Clinicians hoped that the introduction of second-generation, "atypical" anti-psychotics would bring increased efficacy and safety. Compared with conventional agents, the atypical agents have a lower affinity for dopamine D2 receptors and a greater affinity for serotonin (5-HT1A, 5-HT2A, 5-HT2C, 5-HT3, 5-HT6, and 5-HT7) and norepinephrine receptors (alpha-1 and alpha-2).
The latest approval
The Food & Drug Administration recently approved paliperidone (Invega, Janssen), an atypical antipsychotic, for the treatment of schizophrenia. It is the first new treatment for schizophrenia to be approved since 2003.
Paliperidone, the active metabolite of risperidone, is delivered once daily through Alza's OROS osmotic drug technology. This extended-release system consists of an osmotically active trilayer core surrounded by a subcoat and semipermeable membrane. The membrane controls the rate at which water enters the tablet core, which in turn determines the rate of drug delivery.
Akathisia and EPS were among the treatment-emergent adverse events reported in 5% or more of patients treated with paliperidone and at least twice the placebo rate for at least one dose, according to the manufacturer. The company also said that discontinuation rates due to adverse events were 5% for both the paliperidone and placebo groups. As with other atypical antipsychotics, the package insert includes a black box warning regarding the increased risk of death in elderly patients with dementia-related psychosis compared with placebo.

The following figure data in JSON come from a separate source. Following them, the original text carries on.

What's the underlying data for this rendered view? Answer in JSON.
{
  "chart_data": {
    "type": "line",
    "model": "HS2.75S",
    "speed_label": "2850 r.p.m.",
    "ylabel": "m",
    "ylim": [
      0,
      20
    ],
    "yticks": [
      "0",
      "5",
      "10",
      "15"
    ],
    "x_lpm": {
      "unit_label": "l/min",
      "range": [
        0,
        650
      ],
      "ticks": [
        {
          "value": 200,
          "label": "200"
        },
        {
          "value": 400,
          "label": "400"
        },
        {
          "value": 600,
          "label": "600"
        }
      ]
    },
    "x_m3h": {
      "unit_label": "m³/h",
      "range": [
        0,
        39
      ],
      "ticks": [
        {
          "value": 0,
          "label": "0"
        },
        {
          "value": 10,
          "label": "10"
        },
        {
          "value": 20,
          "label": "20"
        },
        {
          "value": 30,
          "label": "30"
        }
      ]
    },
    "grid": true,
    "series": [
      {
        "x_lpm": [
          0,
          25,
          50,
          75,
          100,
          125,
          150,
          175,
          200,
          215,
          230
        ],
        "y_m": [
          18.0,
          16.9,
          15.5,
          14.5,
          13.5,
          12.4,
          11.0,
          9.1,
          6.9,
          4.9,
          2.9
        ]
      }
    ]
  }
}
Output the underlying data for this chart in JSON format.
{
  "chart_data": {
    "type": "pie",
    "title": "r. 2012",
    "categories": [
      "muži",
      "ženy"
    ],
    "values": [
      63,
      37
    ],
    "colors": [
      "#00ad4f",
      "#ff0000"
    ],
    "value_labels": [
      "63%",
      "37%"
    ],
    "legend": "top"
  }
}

Janssen advised that paliperidone causes a modest increase in the corrected QT interval (QTc), so it should be avoided in patients with congenital long QT syndrome, history of cardiac arrhythmias, and in combination with other drugs that prolong QTc.
Carnahan said that paliperidone could be a second-or third-line agent for most patients. He pointed out, however, that it does have potential advantages for some patients, such as those with liver disease or hepatitis C. The lack of clinically significant CYP450 inhibition or induction could make paliperidone especially good for slow metabolizers, he said. According to the manufacturer, no dose adjustment is needed in patients with mild to moderate hepatic impairment.